I don't even think twice about what I'm doing, even after I swallow the pill and head back to the movie just as the main character squeals, the murderer having found his way inside her house. I flinch, but settle, challenging myself to stick through it. Unfortunately, my phone rings, and part of me is glad for the excuse to step away from the movie. I head into the front lounge for a quiet space before answering the FaceTime call.

"Hey, Ari!" I smile as soon as I see the girl's face pop up on my screen.

She grins in return, waving happily. I look around her and realize she looks to be in her bedroom. "Hey, Y/n/n. I was just thinking about you and thought I'd check in. How've you been?"

"Good, good, I'm fine." I nod, running a hand over my neck. "Same old me, y'know?"

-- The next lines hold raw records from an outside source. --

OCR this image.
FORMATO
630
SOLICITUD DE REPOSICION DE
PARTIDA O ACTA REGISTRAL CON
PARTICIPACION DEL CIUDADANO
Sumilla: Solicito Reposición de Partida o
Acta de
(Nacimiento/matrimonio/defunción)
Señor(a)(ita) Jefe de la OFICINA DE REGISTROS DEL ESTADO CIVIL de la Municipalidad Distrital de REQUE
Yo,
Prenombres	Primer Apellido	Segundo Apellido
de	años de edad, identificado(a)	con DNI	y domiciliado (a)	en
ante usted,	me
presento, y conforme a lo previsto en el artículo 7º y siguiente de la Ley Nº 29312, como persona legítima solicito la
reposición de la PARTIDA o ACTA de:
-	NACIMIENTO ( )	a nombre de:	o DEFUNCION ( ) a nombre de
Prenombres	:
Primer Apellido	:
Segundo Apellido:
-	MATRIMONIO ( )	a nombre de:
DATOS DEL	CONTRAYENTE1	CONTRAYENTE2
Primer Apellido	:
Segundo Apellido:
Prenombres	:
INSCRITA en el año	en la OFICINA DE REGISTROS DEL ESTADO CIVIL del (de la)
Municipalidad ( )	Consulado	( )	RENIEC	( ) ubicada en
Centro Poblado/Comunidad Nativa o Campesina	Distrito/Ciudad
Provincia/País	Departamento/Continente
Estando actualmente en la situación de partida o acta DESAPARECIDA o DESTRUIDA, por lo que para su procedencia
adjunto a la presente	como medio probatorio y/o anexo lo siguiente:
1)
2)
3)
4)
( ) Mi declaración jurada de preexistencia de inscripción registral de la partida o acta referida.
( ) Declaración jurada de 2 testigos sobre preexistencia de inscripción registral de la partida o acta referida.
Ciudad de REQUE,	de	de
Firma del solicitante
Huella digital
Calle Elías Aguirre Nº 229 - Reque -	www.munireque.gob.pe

She sighs but nods. "I would've thought the 'same old' you would've liked tour more, Y/n. Didn't you used to talk about wanting to be a singer or something?"

My jaw clenches but I shrug it off. "It's not all it's chalked up to be, I guess. But what about you? How are you holding up?"

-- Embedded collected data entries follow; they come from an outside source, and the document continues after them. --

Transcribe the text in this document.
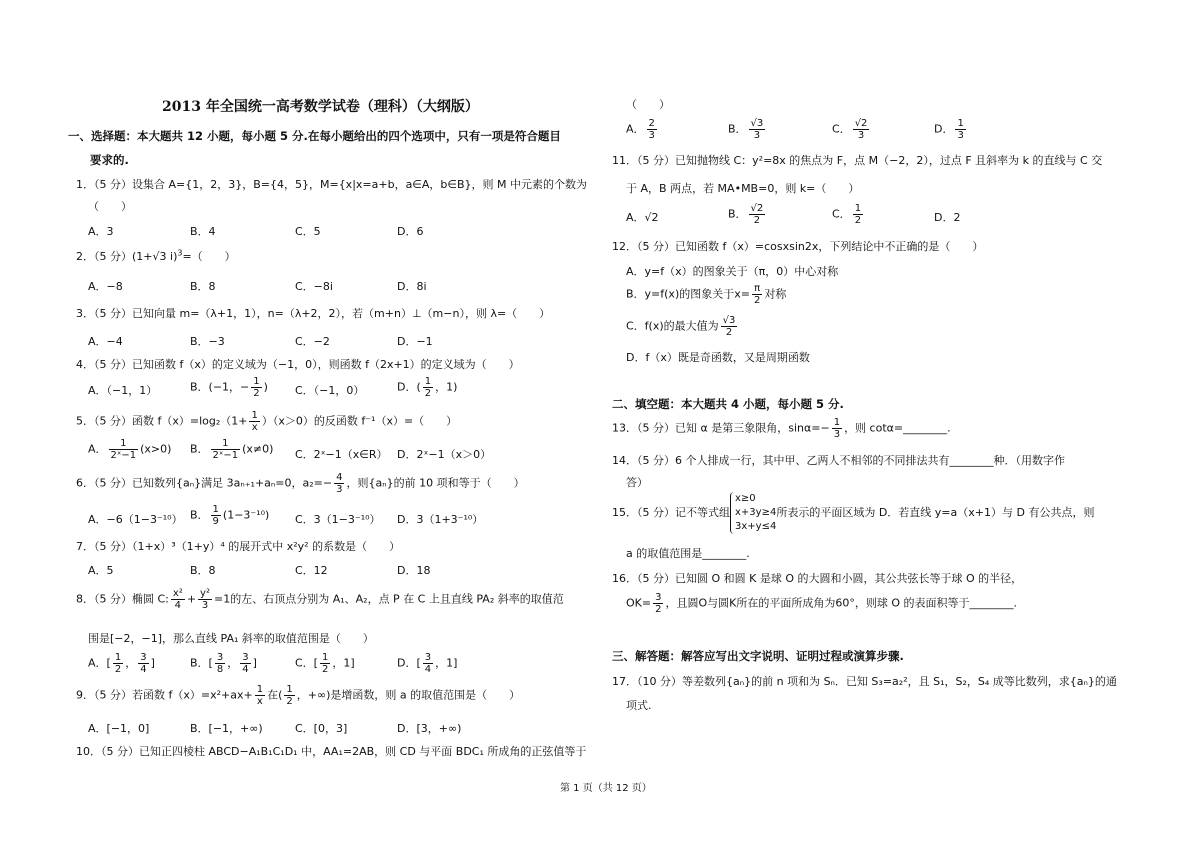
2013 年全国统一高考数学试卷（理科）（大纲版）
一、选择题：本大题共 12 小题，每小题 5 分.在每小题给出的四个选项中，只有一项是符合题目
要求的.
1．（5 分）设集合 A={1，2，3}，B={4，5}，M={x|x=a+b，a∈A，b∈B}，则 M 中元素的个数为
（　　）
A．3	B．4	C．5	D．6
2．（5 分）(1+√3 i)$^3$=（　　）
A．−8	B．8	C．−8i	D．8i
3．（5 分）已知向量 m=（λ+1，1），n=（λ+2，2），若（m+n）⊥（m−n），则 λ=（　　）
A．−4	B．−3	C．−2	D．−1
4．（5 分）已知函数 f（x）的定义域为（−1，0），则函数 f（2x+1）的定义域为（　　）
A．（−1，1）	B．(−1，− $\frac{1}{2}$ ) C．（−1，0）	D．( $\frac{1}{2}$ ，1)
5．（5 分）函数 $f(x)=\log_2(1+ \frac{1}{x} )(x>0)$的反函数 f⁻¹（x）=（　　）
A． $\frac{1}{\text{2ˣ−1}} (x>0)$ B． $\frac{1}{\text{2ˣ−1}} (x\ne 0)$ C．2ˣ−1（x∈R） D．2ˣ−1（x＞0）
6．（5 分）已知数列{aₙ}满足 3aₙ₊₁+aₙ=0，$a_2=- \frac{4}{3}$ ，则{aₙ}的前 10 项和等于（　　）
A．−6（1−3⁻¹⁰） B． $\frac{1}{9} (1-3^{-10})$ C．3（1−3⁻¹⁰） D．3（1+3⁻¹⁰）
7．（5 分）（1+x）³（1+y）⁴ 的展开式中 x²y² 的系数是（　　）
A．5	B．8	C．12	D．18
8．（5 分）椭圆 C: $\frac{\text{x²}}{4} + \frac{\text{y²}}{3} =1$的左、右顶点分别为 A₁、A₂，点 P 在 C 上且直线 PA₂ 斜率的取值范
围是[−2，−1]，那么直线 PA₁ 斜率的取值范围是（　　）
A．[ $\frac{1}{2}$ ， $\frac{3}{4}$ ]	B．[ $\frac{3}{8}$ ， $\frac{3}{4}$ ]	C．[ $\frac{1}{2}$ ，1]	D．[ $\frac{3}{4}$ ，1]
9．（5 分）若函数 $f(x)=x^2+ax+ \frac{1}{x}$ 在( $\frac{1}{2}$ ，+∞)是增函数，则 a 的取值范围是（　　）
A．[−1，0]	B．[−1，+∞)	C．[0，3]	D．[3，+∞)
10．（5 分）已知正四棱柱 ABCD−A₁B₁C₁D₁ 中，AA₁=2AB，则 CD 与平面 BDC₁ 所成角的正弦值等于
第 1 页（共 12 页）
（　　）
A． $\frac{2}{3}$	B． $\frac{√3}{3}$	C． $\frac{√2}{3}$	D． $\frac{1}{3}$
11．（5 分）已知抛物线 C：y²=8x 的焦点为 F，点 M（−2，2），过点 F 且斜率为 k 的直线与 C 交
于 A，B 两点，若 MA•MB=0，则 k=（　　）
A．√2	B． $\frac{√2}{2}$	C． $\frac{1}{2}$	D．2
12．（5 分）已知函数 f（x）=cosxsin2x，下列结论中不正确的是（　　）
A．y=f（x）的图象关于（π，0）中心对称
B．y=f(x)的图象关于$x= \frac{\pi}{2}$ 对称
C．f(x)的最大值为 $\frac{√3}{2}$
D．f（x）既是奇函数，又是周期函数
二、填空题：本大题共 4 小题，每小题 5 分.
13．（5 分）已知 α 是第三象限角，$\sin\alpha=- \frac{1}{3}$ ，则 cotα=________.
14．（5 分）6 个人排成一行，其中甲、乙两人不相邻的不同排法共有________种．（用数字作
答）
15．（5 分）记不等式组
x≥0
x+3y≥4
3x+y≤4
所表示的平面区域为 D．若直线 y=a（x+1）与 D 有公共点，则
a 的取值范围是________.
16．（5 分）已知圆 O 和圆 K 是球 O 的大圆和小圆，其公共弦长等于球 O 的半径，
$OK= \frac{3}{2}$ ，且圆O与圆K所在的平面所成角为60°，则球 O 的表面积等于________.
三、解答题：解答应写出文字说明、证明过程或演算步骤.
17．（10 分）等差数列{aₙ}的前 n 项和为 Sₙ．已知 S₃=a₂²，且 S₁，S₂，S₄ 成等比数列，求{aₙ}的通
项式.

She smiles again. "I have news!"

"Oh?"

She nods excitedly and turns the camera around, revealing a small caged-off area in the corner of her room. I squint and lean closer to the screen, but still can't make out what she's showing me. She chuckles, probably at my face, and the camera moves wildly as she makes her way closer. When it finally becomes clear, I raise my brows in shock.

"Is that a dog?"

She turns the camera back around so I can see her face again, and nods once more. "Yeah, my therapist said it'd be good to have something to keep me company and to take care of, so I adopted her like two days ago. Her name is Coco, and she's... are you okay?"

Shit. Her words start blurring together and I've no idea what she just said at all, but I see her concerned look. A distant scream from the TV echoes in my ears.

"I, uh... I'm sorry, I have to go," I rush out, hanging up the call and simply staring at the black screen, watching as it pulses and swirls in my hand.